## Loss and metric

- **Target Metric** = What we want to optimize. How we want the model to be evaluated.
- **Optimization Loss or Target Loss or Optimization Metric**= What the model optimizes.

For example, logloss is widely used for optimizing a model but the accuracy is how the solution is eventually evaluated.

This is more like Expectation vs Reality.




## Approaches to target metric optimization

### a. Run the right model because the metric can be optimized directly

- MSE, Logloss

Just find a model that optimizes the metric by **setting the loss function to that metric**.

### b. Preprocess train and optimize another metric

- MSPE, MAPE, RMSLE

For example, to optimize MSPE, we can preprocess or resample the train set and optimize MSE loss.

### c. Optimize another metric and postprocess predictions

- Accuracy, Kappa

### d. Write custom loss function

A loss function that will serve as a proxy for the desired metric. For example, quadratic weighted kappa.

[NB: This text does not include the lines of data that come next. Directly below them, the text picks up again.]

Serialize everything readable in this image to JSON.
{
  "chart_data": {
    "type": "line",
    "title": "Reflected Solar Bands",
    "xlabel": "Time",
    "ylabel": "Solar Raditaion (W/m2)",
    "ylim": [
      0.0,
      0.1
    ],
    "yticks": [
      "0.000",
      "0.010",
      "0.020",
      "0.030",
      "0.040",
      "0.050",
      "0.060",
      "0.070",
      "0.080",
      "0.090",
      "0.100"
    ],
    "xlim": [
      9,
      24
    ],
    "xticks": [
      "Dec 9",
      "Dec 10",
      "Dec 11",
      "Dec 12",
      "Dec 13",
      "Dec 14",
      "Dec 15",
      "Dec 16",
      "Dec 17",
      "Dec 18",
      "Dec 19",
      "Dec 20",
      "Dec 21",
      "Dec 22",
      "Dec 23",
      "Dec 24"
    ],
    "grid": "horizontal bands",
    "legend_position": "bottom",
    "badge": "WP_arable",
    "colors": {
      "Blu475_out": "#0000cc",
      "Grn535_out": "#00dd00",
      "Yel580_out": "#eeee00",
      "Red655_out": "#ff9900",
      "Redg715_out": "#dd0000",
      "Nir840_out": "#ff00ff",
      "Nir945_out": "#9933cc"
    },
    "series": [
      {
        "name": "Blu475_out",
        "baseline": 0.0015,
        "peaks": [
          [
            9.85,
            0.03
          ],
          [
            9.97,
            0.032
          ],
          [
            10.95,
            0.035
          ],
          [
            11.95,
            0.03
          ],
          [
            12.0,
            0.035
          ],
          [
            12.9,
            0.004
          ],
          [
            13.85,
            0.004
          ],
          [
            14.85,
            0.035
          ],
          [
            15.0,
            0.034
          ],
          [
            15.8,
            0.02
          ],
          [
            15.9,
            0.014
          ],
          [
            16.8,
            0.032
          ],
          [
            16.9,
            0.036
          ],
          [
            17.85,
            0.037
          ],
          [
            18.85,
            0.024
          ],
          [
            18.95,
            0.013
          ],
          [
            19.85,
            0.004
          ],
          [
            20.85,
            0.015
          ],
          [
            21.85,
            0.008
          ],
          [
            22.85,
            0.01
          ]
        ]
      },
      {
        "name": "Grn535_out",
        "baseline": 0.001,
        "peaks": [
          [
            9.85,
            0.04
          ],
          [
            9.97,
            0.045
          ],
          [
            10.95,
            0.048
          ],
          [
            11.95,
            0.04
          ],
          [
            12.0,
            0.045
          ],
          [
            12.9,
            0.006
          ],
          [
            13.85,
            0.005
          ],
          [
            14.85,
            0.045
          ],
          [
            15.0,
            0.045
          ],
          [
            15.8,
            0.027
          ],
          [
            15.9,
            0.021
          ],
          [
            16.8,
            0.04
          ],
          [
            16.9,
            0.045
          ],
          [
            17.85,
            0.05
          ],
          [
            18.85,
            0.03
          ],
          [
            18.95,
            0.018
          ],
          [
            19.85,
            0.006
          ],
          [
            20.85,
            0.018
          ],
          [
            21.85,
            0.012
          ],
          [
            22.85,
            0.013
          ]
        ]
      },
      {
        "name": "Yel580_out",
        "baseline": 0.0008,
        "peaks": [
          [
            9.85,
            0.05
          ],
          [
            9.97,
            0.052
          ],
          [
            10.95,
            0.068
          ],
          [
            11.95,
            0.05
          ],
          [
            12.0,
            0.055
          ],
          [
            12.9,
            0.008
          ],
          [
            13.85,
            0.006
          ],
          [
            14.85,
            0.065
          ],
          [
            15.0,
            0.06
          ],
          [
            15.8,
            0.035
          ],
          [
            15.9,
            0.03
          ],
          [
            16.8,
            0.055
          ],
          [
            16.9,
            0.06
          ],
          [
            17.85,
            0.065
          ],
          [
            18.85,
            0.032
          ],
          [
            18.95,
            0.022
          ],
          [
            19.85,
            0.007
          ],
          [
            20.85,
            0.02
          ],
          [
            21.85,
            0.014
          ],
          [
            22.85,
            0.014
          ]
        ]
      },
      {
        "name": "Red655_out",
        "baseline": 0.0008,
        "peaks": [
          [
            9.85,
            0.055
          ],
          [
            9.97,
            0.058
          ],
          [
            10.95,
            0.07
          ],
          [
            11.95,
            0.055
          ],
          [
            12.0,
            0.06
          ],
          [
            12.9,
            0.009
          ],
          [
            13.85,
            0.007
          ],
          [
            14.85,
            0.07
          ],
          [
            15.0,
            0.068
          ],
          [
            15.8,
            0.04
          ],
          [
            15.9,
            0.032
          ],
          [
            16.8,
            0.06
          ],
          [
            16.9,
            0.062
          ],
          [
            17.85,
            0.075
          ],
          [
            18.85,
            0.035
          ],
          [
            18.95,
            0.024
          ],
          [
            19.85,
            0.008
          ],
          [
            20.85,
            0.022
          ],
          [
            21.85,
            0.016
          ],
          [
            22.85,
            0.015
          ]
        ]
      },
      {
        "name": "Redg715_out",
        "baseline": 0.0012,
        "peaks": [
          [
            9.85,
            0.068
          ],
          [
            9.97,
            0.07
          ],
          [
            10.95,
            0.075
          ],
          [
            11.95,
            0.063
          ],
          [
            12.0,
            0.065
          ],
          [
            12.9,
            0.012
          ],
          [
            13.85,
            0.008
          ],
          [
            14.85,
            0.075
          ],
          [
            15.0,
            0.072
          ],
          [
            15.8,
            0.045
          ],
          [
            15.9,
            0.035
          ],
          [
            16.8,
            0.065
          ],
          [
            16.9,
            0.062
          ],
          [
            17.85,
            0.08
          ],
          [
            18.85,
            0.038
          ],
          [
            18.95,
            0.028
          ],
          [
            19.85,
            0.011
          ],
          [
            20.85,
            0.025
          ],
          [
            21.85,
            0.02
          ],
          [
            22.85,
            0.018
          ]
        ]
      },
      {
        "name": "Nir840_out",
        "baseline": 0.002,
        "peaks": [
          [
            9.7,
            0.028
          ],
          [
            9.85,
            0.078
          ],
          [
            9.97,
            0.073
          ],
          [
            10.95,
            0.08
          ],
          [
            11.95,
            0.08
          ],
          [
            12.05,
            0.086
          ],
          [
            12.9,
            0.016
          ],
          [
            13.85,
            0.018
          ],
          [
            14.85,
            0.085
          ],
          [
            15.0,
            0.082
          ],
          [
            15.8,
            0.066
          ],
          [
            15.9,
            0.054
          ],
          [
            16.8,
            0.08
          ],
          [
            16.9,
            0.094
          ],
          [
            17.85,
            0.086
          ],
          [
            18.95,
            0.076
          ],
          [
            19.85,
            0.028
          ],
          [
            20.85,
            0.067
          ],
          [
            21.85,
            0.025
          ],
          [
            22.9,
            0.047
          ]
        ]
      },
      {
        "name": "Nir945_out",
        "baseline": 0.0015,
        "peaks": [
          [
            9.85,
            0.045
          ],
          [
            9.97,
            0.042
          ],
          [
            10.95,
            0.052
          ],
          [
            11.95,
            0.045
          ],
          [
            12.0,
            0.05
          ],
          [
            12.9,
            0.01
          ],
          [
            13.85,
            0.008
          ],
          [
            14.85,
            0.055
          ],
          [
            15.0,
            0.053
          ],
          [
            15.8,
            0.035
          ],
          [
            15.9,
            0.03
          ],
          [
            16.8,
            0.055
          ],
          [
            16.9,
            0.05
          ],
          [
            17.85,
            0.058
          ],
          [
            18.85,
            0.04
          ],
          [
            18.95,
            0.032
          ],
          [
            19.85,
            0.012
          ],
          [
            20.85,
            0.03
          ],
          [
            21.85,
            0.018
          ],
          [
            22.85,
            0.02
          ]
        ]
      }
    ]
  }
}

### e. Optimize another metric, use Early Stopping

Optimize metric M1, monitor metric M2
- Stop when M2 score is the best


## Optimizing a regression metrics

- RMSE, MSE, R-squared: These are optimized by most libraries.  
(Synonyms: L2 loss)


- MAE: This isn't optimized by XGBoost, SGDRegressor. Huber loss is similar to MAE. MAE can be made smooth as "Huber loss".
(Synonyms: L1, Median regression, Quantile loss)


- MSPE and MAPE:

    - Use weights for samples. And then use "MSE or MAE".
        - Not all libraries accept sample weights (XGboost and lightGBM accept sample weights)
    - One can also sample the train set (df.sample(weights=sample_weights)) and use any model that optimizes MSE or MAE.
    

- RMSLE:
    - To be able to use it, we can transform MSE
    
    ![](images/rmsle.png)

## Optimizing a classification metrics

- Logloss: It isn't optimized by RandomForestClassifier. If the classifier doesn't optimize logloss, it's predictions have to be calibrated. How to calibrate predictions?
    - With Platt Scaling: Fit log regression to your predictions. (TODO)
    - With isotonic regression: Fit isotonic regression to your predictions. (TODO)
    - With Stacking: Fit any classifier, and then fit another model on top that uses logloss. (TODO)
  
  
- Accuracy: If it's binary, fit any metric and tune the threshold. It is hard to optimize.


- AUC: Run the right model or just optimize logloss. The loss is pointwise. We can use pairwise loss. XGBoost, LightGBM, NN libraries implement that pairwise loss.


- (Quadratic weighted) Kappa: Optimize MSE and find right thresholds or do custom smooth loss for GBDT or NNs (TODO).